Empujó la puerta y entró en la habitación. Alicia había sepultado la cabeza bajo una almohada. Max echó un vistazo a la habitación, la ropa colgada sobre las sillas y la galería de objetos personales de Alicia. La habitación de una mujer siempre resultaba un fascinante misterio para Max.

—Contaré hasta cinco —dijo Max— y luego empezaré a comerme el desayuno.

El rostro de su hermana asomó bajo la almohada, olfateando el aroma de la mantequilla en el aire.

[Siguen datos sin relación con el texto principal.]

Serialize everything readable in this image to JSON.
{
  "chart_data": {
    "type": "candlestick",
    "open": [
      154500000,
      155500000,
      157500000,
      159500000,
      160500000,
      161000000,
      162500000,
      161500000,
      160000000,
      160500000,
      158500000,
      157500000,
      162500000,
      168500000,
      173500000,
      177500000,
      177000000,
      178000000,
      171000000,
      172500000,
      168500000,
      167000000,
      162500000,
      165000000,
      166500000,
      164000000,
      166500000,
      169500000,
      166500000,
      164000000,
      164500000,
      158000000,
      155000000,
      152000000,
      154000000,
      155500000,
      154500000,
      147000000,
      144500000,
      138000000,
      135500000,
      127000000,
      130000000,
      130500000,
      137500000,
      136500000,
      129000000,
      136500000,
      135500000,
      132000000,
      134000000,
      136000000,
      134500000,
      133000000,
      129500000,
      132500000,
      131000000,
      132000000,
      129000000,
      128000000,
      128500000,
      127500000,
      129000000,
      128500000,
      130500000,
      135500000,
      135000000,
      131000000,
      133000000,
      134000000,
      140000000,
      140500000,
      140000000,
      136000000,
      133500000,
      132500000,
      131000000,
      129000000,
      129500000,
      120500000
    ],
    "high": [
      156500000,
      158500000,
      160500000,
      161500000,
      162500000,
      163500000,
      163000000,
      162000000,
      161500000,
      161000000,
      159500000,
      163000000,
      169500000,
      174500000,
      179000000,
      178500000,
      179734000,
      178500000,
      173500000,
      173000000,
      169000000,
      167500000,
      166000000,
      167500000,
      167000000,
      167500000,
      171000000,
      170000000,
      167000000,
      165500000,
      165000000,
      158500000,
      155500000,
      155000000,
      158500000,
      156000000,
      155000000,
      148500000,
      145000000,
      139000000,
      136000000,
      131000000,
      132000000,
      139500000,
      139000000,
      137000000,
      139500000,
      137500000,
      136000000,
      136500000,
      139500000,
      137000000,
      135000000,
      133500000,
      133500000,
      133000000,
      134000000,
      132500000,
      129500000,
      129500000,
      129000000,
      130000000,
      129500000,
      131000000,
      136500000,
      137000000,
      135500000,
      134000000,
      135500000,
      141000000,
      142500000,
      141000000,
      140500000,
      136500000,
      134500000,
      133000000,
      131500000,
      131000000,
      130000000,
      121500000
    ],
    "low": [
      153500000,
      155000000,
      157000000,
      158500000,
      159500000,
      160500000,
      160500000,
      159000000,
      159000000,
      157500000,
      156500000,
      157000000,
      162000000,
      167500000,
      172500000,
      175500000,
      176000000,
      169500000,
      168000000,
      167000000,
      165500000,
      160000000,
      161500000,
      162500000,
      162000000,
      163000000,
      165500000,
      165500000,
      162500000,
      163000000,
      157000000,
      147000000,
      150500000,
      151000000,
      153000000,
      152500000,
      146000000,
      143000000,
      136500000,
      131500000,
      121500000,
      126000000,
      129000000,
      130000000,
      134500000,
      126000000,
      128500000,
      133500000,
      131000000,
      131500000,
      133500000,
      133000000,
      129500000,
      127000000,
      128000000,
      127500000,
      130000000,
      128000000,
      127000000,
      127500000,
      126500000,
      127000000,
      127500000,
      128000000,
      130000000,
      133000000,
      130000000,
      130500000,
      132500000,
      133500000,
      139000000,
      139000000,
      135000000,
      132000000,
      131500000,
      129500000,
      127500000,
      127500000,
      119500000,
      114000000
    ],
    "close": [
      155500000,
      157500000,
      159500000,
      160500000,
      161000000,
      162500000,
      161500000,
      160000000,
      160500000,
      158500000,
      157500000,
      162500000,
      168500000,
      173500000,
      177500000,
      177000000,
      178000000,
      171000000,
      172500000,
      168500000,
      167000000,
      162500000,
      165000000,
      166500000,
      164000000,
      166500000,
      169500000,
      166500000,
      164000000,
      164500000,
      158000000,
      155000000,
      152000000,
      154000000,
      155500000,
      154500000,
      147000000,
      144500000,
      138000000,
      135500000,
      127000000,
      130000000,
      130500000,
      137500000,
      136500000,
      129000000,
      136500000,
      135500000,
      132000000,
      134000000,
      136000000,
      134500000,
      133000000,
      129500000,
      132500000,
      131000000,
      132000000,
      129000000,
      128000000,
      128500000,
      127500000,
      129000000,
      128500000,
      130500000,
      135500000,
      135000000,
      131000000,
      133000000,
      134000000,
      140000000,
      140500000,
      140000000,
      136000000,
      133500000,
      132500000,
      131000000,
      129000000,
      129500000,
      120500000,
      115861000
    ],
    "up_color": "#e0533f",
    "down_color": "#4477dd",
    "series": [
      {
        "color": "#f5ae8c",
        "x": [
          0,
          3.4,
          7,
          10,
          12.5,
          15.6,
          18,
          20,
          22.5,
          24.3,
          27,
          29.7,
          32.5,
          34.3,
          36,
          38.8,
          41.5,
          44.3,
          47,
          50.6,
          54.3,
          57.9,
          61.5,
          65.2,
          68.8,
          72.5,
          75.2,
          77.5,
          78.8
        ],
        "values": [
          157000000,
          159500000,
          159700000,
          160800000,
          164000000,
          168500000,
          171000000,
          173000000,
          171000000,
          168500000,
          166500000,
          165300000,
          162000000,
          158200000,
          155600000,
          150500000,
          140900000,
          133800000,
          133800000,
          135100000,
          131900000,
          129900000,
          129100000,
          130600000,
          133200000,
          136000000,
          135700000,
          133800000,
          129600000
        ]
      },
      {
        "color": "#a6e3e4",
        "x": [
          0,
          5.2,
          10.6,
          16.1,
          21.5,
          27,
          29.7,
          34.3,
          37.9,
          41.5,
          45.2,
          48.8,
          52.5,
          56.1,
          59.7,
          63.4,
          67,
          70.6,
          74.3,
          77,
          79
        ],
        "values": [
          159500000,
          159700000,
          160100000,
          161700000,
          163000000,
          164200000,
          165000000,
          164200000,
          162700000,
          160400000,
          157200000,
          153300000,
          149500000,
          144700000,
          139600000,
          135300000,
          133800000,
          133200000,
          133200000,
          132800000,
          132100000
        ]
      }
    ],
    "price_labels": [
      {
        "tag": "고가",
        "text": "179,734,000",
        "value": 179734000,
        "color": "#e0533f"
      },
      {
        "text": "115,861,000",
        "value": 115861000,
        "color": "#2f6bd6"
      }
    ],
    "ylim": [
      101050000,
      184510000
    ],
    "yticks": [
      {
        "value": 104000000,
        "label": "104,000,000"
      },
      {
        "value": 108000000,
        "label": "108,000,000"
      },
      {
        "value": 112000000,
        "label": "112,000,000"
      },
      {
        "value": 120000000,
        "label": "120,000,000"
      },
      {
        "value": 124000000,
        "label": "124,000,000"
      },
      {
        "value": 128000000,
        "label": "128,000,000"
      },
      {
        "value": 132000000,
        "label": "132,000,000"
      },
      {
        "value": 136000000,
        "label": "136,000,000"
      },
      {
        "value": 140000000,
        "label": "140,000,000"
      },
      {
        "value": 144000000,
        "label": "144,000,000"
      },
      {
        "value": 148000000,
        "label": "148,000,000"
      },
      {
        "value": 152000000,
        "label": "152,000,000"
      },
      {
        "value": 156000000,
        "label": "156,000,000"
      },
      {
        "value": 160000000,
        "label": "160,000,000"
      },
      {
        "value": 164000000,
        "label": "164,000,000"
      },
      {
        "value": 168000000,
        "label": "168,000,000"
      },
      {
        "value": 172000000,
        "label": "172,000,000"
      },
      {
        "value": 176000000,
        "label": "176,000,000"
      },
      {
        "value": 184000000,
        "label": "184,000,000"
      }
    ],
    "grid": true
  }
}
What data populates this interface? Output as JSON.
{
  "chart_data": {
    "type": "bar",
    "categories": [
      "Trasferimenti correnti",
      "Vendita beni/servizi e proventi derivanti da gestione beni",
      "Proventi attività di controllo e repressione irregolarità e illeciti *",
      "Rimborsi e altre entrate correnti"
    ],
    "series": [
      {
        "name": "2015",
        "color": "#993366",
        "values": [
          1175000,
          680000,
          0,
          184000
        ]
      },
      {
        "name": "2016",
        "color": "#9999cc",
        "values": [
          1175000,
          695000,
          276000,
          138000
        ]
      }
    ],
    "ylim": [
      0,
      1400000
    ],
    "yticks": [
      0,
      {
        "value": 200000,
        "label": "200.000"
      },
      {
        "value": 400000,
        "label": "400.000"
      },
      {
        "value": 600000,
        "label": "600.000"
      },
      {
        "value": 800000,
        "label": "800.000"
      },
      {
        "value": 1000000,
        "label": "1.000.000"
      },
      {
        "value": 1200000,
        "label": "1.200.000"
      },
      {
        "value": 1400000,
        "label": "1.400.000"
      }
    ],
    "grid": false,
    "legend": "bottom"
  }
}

Roland los esperaba en la orilla de la playa, ataviado con unos viejos pantalones a los que había cortado las perneras y que hacían las veces de traje de baño. Junto a él había un pequeño bote de madera cuya eslora no debía de alcanzar los tres metros. La barca parecía haber pasado 30 años al sol varada en una playa y la madera había adquirido un tono grisáceo que las pocas manchas de pintura azul que aún no se habían desprendido a duras penas conseguían disimular. Con todo, Roland parecía admirar su bote como si se tratase de un yate de lujo. Y mientras los dos hermanos sorteaban las piedras de la playa en dirección a la orilla, Max pudo comprobar que Roland había escrito en la proa el nombre de la nave, Orpheus II, con pintura reciente, probablemente de aquella misma mañana.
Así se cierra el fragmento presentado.